I began to realize that coming in such close contact with my own mortality had changed both nothing and everything. Before my cancer was diagnosed, I knew that someday I would die, but I didn’t know when. After the diagnosis, I knew that someday I would die, but I didn’t know when. But now I knew it acutely. The problem wasn’t really a scientific one. The fact of death is unsettling. Yet there is no other way to live.

Death is unsettling. Being ill means that the shadow of death looms over you - every day. It becomes hard to see a future in 5 years, often even a future in 5 weeks. There's a natural tendency to try to protect yourself by hiding away from the world. This may mean adopting a hermetic lifestyle for some, but for me it meant driving myself into goals - one after another. One distraction after another.

Yet, I don't see it that way anymore. Those were the goals that I needed to do so that I could manage the illness and continue living. And my goals changed constantly, because they followed my values. Values which, as Kalanithi says

The tricky part of illness is that, as you go through it, your values are constantly changing. You try to figure out what matters to you, and then you keep figuring it out.

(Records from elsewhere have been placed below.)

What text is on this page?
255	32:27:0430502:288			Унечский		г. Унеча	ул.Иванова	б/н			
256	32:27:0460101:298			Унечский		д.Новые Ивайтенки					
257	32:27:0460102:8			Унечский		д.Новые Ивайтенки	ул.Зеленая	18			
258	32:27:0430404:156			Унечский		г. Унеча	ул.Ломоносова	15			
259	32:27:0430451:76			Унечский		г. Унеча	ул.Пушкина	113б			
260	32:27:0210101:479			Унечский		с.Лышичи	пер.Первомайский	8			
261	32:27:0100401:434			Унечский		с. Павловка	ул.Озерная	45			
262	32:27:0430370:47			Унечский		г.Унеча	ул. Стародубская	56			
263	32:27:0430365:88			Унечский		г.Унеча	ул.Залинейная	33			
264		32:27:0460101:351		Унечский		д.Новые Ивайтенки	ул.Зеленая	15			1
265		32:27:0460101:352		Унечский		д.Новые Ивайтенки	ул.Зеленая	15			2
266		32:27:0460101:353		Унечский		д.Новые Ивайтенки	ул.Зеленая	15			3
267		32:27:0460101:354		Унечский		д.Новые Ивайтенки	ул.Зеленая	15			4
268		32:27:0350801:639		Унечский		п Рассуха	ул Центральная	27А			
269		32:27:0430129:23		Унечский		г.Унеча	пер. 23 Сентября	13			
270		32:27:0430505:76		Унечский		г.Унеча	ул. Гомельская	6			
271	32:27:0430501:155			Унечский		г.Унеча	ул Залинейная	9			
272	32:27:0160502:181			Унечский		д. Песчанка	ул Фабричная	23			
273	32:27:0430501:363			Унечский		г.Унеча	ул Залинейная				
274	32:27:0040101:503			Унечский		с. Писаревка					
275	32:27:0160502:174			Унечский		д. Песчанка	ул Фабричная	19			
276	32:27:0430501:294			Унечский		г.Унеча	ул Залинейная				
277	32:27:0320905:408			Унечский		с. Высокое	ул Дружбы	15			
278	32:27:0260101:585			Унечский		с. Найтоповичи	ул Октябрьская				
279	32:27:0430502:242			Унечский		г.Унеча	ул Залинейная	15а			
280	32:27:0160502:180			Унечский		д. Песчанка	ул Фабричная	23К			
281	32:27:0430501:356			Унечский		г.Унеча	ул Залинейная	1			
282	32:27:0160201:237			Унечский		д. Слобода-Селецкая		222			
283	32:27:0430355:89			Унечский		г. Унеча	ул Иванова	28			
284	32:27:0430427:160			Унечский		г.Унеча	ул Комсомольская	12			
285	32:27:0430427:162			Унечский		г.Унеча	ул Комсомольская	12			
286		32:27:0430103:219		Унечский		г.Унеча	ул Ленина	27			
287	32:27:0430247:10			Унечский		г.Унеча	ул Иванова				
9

There is no real stopping point. Because you're always reminded of your finnitude. Every morning and night when you pop the cocktail of 15 pills, you contemplate on your values and what it means to live a meaningful life. Naturally, time changes your answers.

It was a short book. It conveys a sense of such urgency. With the finnitude of life staring at him, he wrote with such purpose. But, all the while he wrote with such intimacy that referring to him by his last name felt foreign. But I would not call his writing sad.

Yes, he died in the end. As we all will, but this book testifies that he lived.